Milano stated before the vote, “When we established from the previous motion that an ordinance will dictate the policies and procedures and how it is presented…it’s going over the top. Why are we making more (motions) than we need to?”
Lowder stated the motion was just “to let citizens know we are in favor of changing street names, of procedures and policy.”
Milano said nothing the board has presented is anything different from the council supporting the name changes.
Valerie Tyson, who spoke to the board at last month’s meeting about street name changes, spoke during the public comments section Tuesday. She said when she was growing up “it wasn’t the season to say anything” about the street names.
“The season is now. It’s now…we should have the right to say what we can do, when we can do it and how we should do it,” she added.
Tyson said she remembered a man printing the signs with a brush. She added she wants to leave something for the youth to remember when the sign names change.
Speaking for the West Badin Concerned Citizens group, Avonda Wilson said the desire to change the street names has always been there. She stated she had received feedback from East Badin residents as well, supporting the changes.
“We understand there is a procedure for any change, and we respect that,” Wilson said. “We also understand, as you truthfully informed us, there were no policies for this change, and it takes time, and we respect that. But why should there be a pause for policy creations now, when this has been brought to Council’s attention before?”
She said she did not blame the current board for the street names because they did not name the streets, but she wanted the council to understand why citizens of West Badin want the changes.
“According to historical records, the streets were given these names as possibly an attempt to inspire patriotic sentiments in the black community,” Wilson said.
She noted the attempt was likely made because “the Black citizens weren’t feeling too patriotic” in a time of “segregation, unequal wages and unequal education for their children.”
One street up for discussion was Lincoln, presumably named for President Lincoln. Because of evidence of him stating he was not for “bringing about in any way the social and political equality of the white and Black races,” Wilson said, Lincoln is a street the group would like to see change names.

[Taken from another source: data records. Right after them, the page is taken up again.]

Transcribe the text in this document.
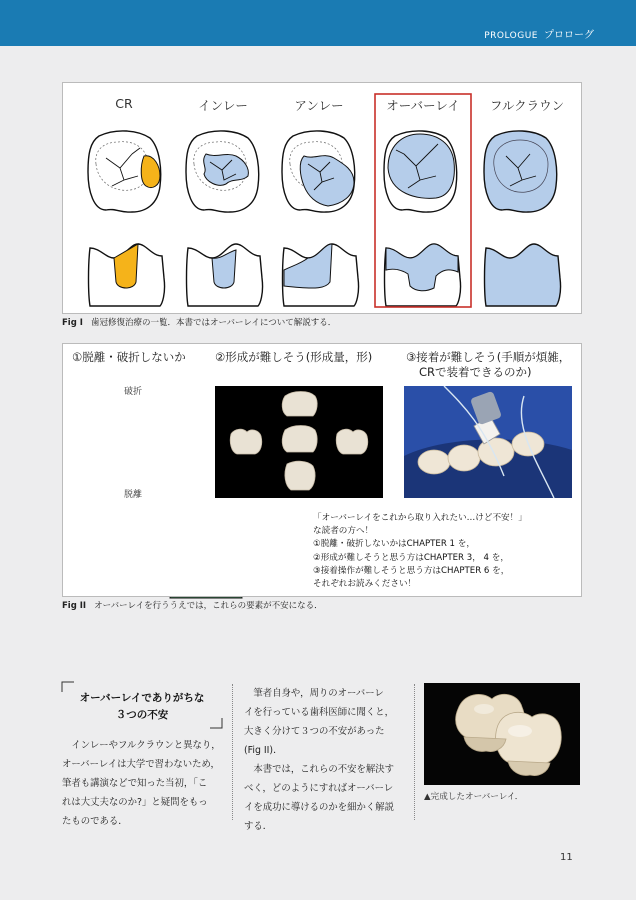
PROLOGUE プロローグ
CR	インレー	アンレー	オーバーレイ	フルクラウン
Fig I 歯冠修復治療の一覧．本書ではオーバーレイについて解説する．
①脱離・破折しないか	②形成が難しそう(形成量，形)	③接着が難しそう(手順が煩雑，
CRで装着できるのか)
破折
脱離
「オーバーレイをこれから取り入れたい…けど不安！」
な読者の方へ！
①脱離・破折しないかはCHAPTER 1 を，
②形成が難しそうと思う方はCHAPTER 3， 4 を，
③接着操作が難しそうと思う方はCHAPTER 6 を，
それぞれお読みください！
Fig II オーバーレイを行ううえでは，これらの要素が不安になる．
オーバーレイでありがちな
３つの不安
　インレーやフルクラウンと異なり，
オーバーレイは大学で習わないため，
筆者も講演などで知った当初，「こ
れは大丈夫なのか?」と疑問をもっ
たものである．
　筆者自身や，周りのオーバーレ
イを行っている歯科医師に聞くと，
大きく分けて３つの不安があった
(Fig II)．
　本書では，これらの不安を解決す
べく，どのようにすればオーバーレ
イを成功に導けるのかを細かく解説
する．
▲完成したオーバーレイ．
11
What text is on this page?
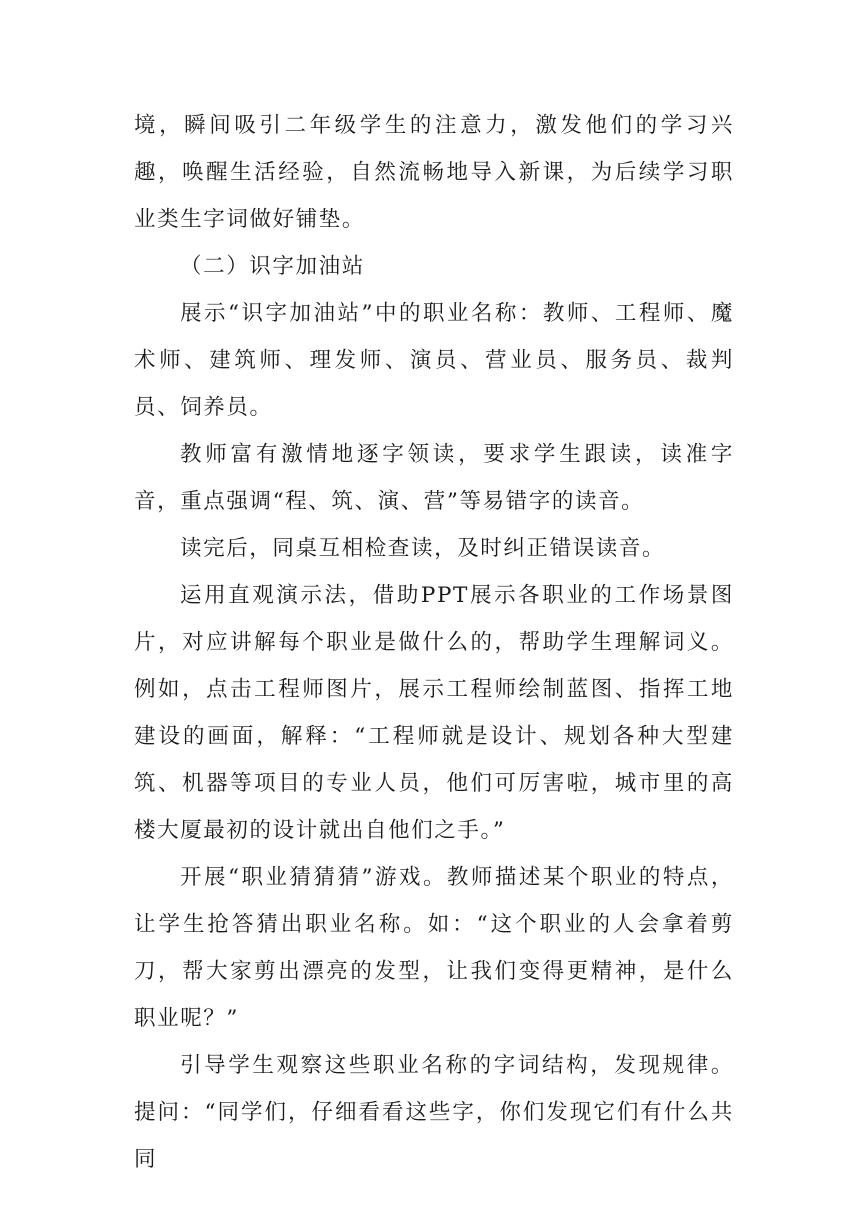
境，瞬间吸引二年级学生的注意力，激发他们的学习兴趣，唤醒生活经验，自然流畅地导入新课，为后续学习职业类生字词做好铺垫。

（二）识字加油站

展示“识字加油站”中的职业名称：教师、工程师、魔术师、建筑师、理发师、演员、营业员、服务员、裁判员、饲养员。

教师富有激情地逐字领读，要求学生跟读，读准字音，重点强调“程、筑、演、营”等易错字的读音。

读完后，同桌互相检查读，及时纠正错误读音。

运用直观演示法，借助PPT展示各职业的工作场景图片，对应讲解每个职业是做什么的，帮助学生理解词义。例如，点击工程师图片，展示工程师绘制蓝图、指挥工地建设的画面，解释：“工程师就是设计、规划各种大型建筑、机器等项目的专业人员，他们可厉害啦，城市里的高楼大厦最初的设计就出自他们之手。”

开展“职业猜猜猜”游戏。教师描述某个职业的特点，让学生抢答猜出职业名称。如：“这个职业的人会拿着剪刀，帮大家剪出漂亮的发型，让我们变得更精神，是什么职业呢？”

引导学生观察这些职业名称的字词结构，发现规律。提问：“同学们，仔细看看这些字，你们发现它们有什么共同
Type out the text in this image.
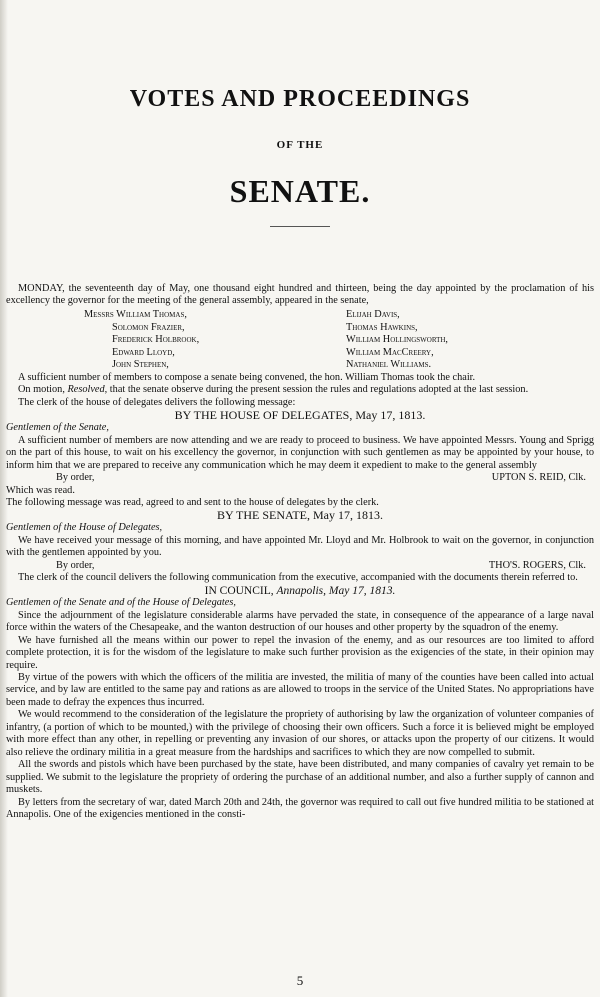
VOTES AND PROCEEDINGS
OF THE
SENATE.

MONDAY, the seventeenth day of May, one thousand eight hundred and thirteen, being the day appointed by the proclamation of his excellency the governor for the meeting of the general assembly, appeared in the senate,

Messrs William Thomas,
Solomon Frazier,
Frederick Holbrook,
Edward Lloyd,
John Stephen,
Elijah Davis,
Thomas Hawkins,
William Hollingsworth,
William MacCreery,
Nathaniel Williams.

A sufficient number of members to compose a senate being convened, the hon. William Thomas took the chair.

On motion, Resolved, that the senate observe during the present session the rules and regulations adopted at the last session.

The clerk of the house of delegates delivers the following message:

BY THE HOUSE OF DELEGATES, May 17, 1813.

Gentlemen of the Senate,

A sufficient number of members are now attending and we are ready to proceed to business. We have appointed Messrs. Young and Sprigg on the part of this house, to wait on his excellency the governor, in conjunction with such gentlemen as may be appointed by your house, to inform him that we are prepared to receive any communication which he may deem it expedient to make to the general assembly

By order,	UPTON S. REID, Clk.

Which was read.

The following message was read, agreed to and sent to the house of delegates by the clerk.

BY THE SENATE, May 17, 1813.

Gentlemen of the House of Delegates,

We have received your message of this morning, and have appointed Mr. Lloyd and Mr. Holbrook to wait on the governor, in conjunction with the gentlemen appointed by you.

By order,	THO'S. ROGERS, Clk.

The clerk of the council delivers the following communication from the executive, accompanied with the documents therein referred to.

IN COUNCIL, Annapolis, May 17, 1813.

Gentlemen of the Senate and of the House of Delegates,

Since the adjournment of the legislature considerable alarms have pervaded the state, in consequence of the appearance of a large naval force within the waters of the Chesapeake, and the wanton destruction of our houses and other property by the squadron of the enemy.

We have furnished all the means within our power to repel the invasion of the enemy, and as our resources are too limited to afford complete protection, it is for the wisdom of the legislature to make such further provision as the exigencies of the state, in their opinion may require.

By virtue of the powers with which the officers of the militia are invested, the militia of many of the counties have been called into actual service, and by law are entitled to the same pay and rations as are allowed to troops in the service of the United States. No appropriations have been made to defray the expences thus incurred.

We would recommend to the consideration of the legislature the propriety of authorising by law the organization of volunteer companies of infantry, (a portion of which to be mounted,) with the privilege of choosing their own officers. Such a force it is believed might be employed with more effect than any other, in repelling or preventing any invasion of our shores, or attacks upon the property of our citizens. It would also relieve the ordinary militia in a great measure from the hardships and sacrifices to which they are now compelled to submit.

All the swords and pistols which have been purchased by the state, have been distributed, and many companies of cavalry yet remain to be supplied. We submit to the legislature the propriety of ordering the purchase of an additional number, and also a further supply of cannon and muskets.

By letters from the secretary of war, dated March 20th and 24th, the governor was required to call out five hundred militia to be stationed at Annapolis. One of the exigencies mentioned in the consti-

5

Wilson mentioned Washington, possibly referring to President George Washington, who owned slaves, as well as Sherman, possibly named for Union Gen. William Tecumseh Sherman, who was named in historical documents as being “incensed at the idea of considering Black people to white” and “was comfortable using the N-word.”
She also mentioned Jackson Street, named presumably for President Andrew Jackson, who owned slaves and “was a defender of slavery and the cruel treatment of slaves.”
“We can’t change history, nor do we want to, but the current street names do not reflect the history of West Badin as an initial Back community,” Wilson said.
The West Badin community, she noted, was built more than 100 years ago, and there have been discussions about the “offensive street names for well over 30 years, maybe longer.”
Anthony Simpson said Wilson’s comments “are how we all feel” and said the ball really get rolling for the name changes again with last month’s Juneteenth Celebration, the third in the history of the West Badin community.